The bitter twist to their narrative is that the outbreak of World War Two in Europe and the ensuing Catastrophe, later defined by the Greek-rooted construction “Holocaust,” quite abruptly transformed the status of Mom’s family members who remained in Europe from your average, lower middle-class but educated Polish Jews into destitute and desperate, would-be refugees – all within the space of a few short weeks. As my grandmother, my Bubba, would repeat and recite to me years later, so many times, temporarily setting down her Yiddish version of The Forward: “Roosevelt closed the Immigratsia, and Hitler murdered my family.” A quarter of a century after the fact, she still spoke of these bitter traumas as though she’d personally known all of the actors involved. In fact Bubba lost all of her sisters and their husbands, all of their children including Mom’s beloved cousin, the girl who shared her own name, Ruchel, and whose stylized 1930’s portrait, holding onto her little sister and a precious old doll, still hangs lovingly on the wall.
Then there was Mom’s eldest brother David, who was ‘different,’ meaning cognitively challenged. David never even had a fighting chance. He simply held too many strikes against him. First, he would never make it past the border of 1930’s America, with all of its prejudices and highly restrictive standards. And second, he’d never have a glimmer of hope with the invading Nazis who’d already widely exterminated disabled Germans and Austrians in their infamous, pre-war Euthanasia program. David, who could have been another Jewish refugee, was also my would-be uncle.
Family photo portrait, c. 1928, pre Holocaust Poland
Now fast-forward to today’s Alice in Wonderland political terrain, so bizarrely reminiscent of 1930’s “America First.” Is it any great wonder that sharply painted Stars of David and protest signs insisting on Never Again have been appearing at rallies around the world, including an anti travel-ban demonstration some friends and I recently attended at San Francisco’s Civic Center? The enemy groups targeted may change with time and place, but the central tactic of scapegoating vulnerable minorities, in this case largely but not exclusively our Muslim and Mexican brothers and sisters, stays a constant.
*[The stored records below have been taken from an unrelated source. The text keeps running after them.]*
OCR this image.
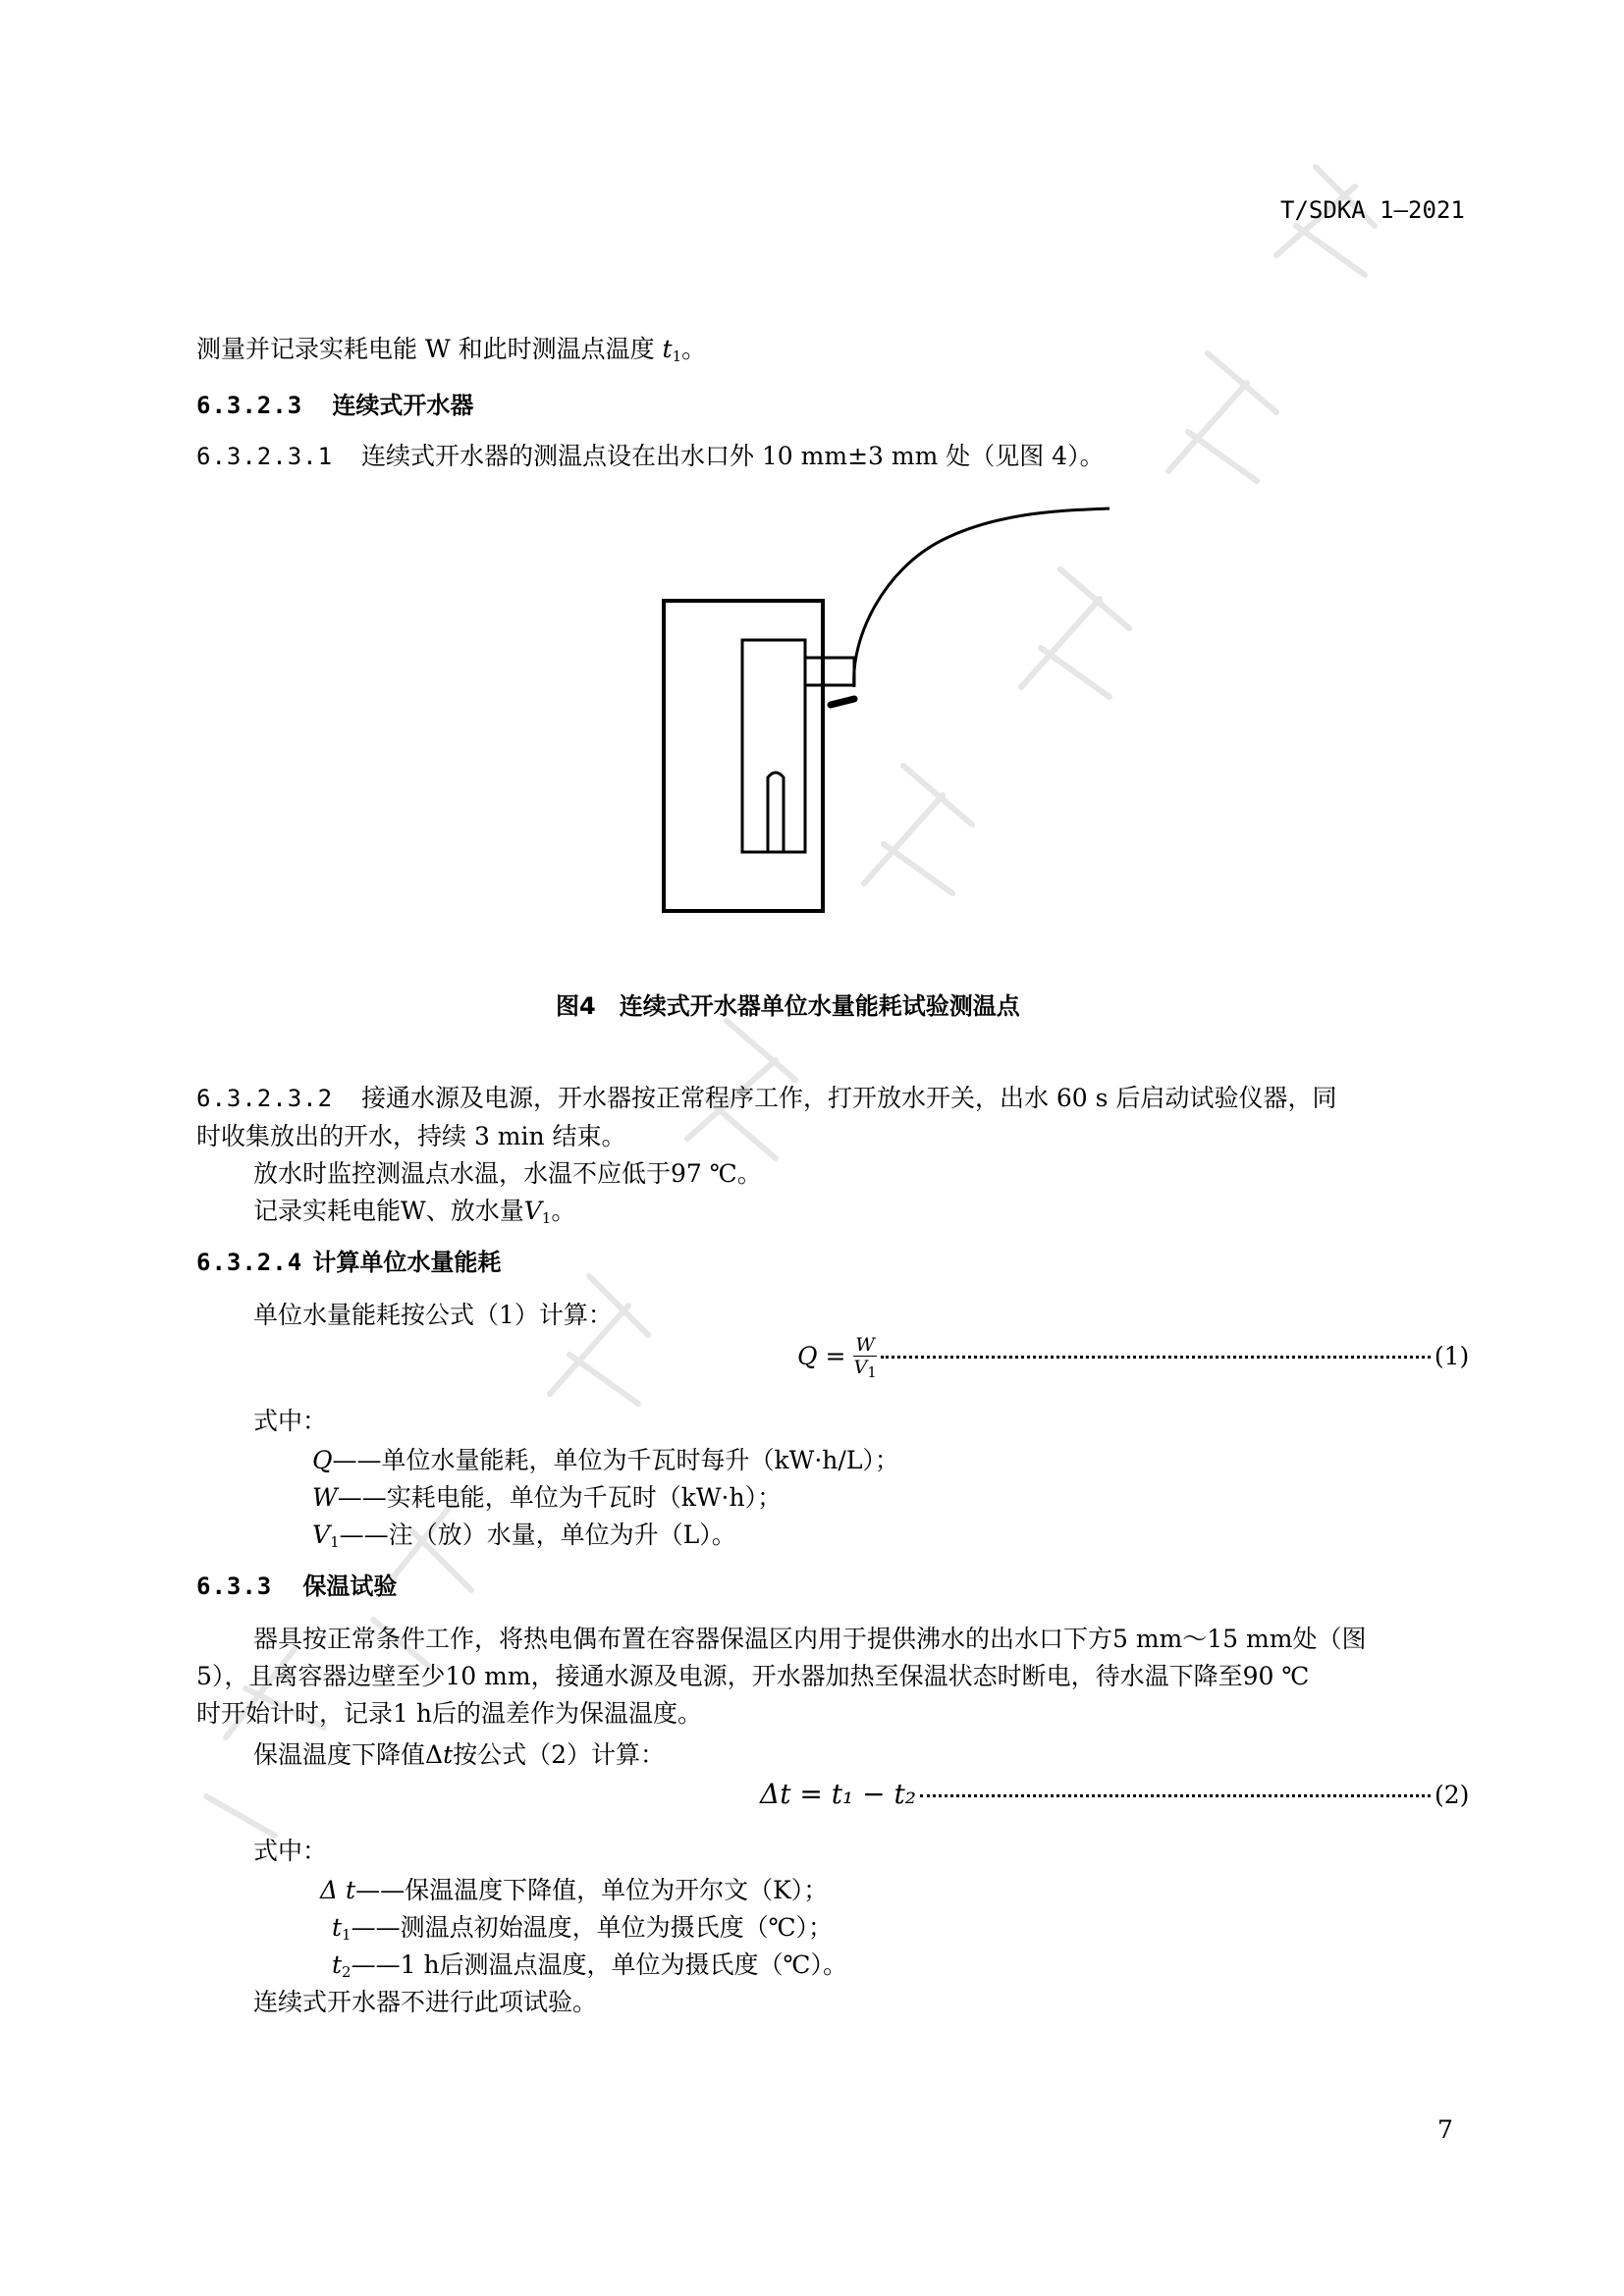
T/SDKA 1—2021
测量并记录实耗电能 W 和此时测温点温度 $t_1$。
6.3.2.3 连续式开水器
6.3.2.3.1 连续式开水器的测温点设在出水口外 10 mm±3 mm 处（见图 4）。
图4　连续式开水器单位水量能耗试验测温点
6.3.2.3.2 接通水源及电源，开水器按正常程序工作，打开放水开关，出水 60 s 后启动试验仪器，同
时收集放出的开水，持续 3 min 结束。
放水时监控测温点水温，水温不应低于97 ℃。
记录实耗电能W、放水量$V_1$。
6.3.2.4 计算单位水量能耗
单位水量能耗按公式（1）计算：
$Q = \frac{W}{V_1}$	(1)
式中：
Q——单位水量能耗，单位为千瓦时每升（kW·h/L）；
W——实耗电能，单位为千瓦时（kW·h）；
$V_1——$注（放）水量，单位为升（L）。
6.3.3 保温试验
器具按正常条件工作，将热电偶布置在容器保温区内用于提供沸水的出水口下方5 mm～15 mm处（图
5），且离容器边壁至少10 mm，接通水源及电源，开水器加热至保温状态时断电，待水温下降至90 ℃
时开始计时，记录1 h后的温差作为保温温度。
保温温度下降值Δt按公式（2）计算：
Δt = t₁ − t₂	(2)
式中：
Δ t——保温温度下降值，单位为开尔文（K）；
$t_1——$测温点初始温度，单位为摄氏度（℃）；
$t_2——1$ h后测温点温度，单位为摄氏度（℃）。
连续式开水器不进行此项试验。
7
Recently there’s been a rash of desecrations at Jewish cemeteries throughout the country, and multiple threats against Jewish schools and centers, including one that is just down the road of Mom’s current residence. This past February a house in San Francisco’s upscale Marina district was daubed with swastikas, then tagged with the name ‘Joe Mengele’. That would be the infamous Joseph Mengele, the sadistic Nazi doctor who made so many life and death decisions in Auschwitz, and who built a reputation based on his notorious and often deadly experiments on twins. That targeted house is only a few miles from my own apartment, and the image sent shivers down my spine. For many of us, the campaign of hate and scapegoating is hitting uncomfortably close to home.
The next time I go public, together with like-minded friends and colleagues, calling out to resist the latest perverse version of “Make America Great Again,” the Star of David will serve as my own shining, guiding point of light. It will be in memory of our King David from three millennia past, and for my beloved and special would-be Uncle David, would be ‘Refu-Jew,’ shot down like a rabid animal, whose remains lie in some nameless, long forgotten and far away mass grave. May his death and that of so many others not have been in total vain.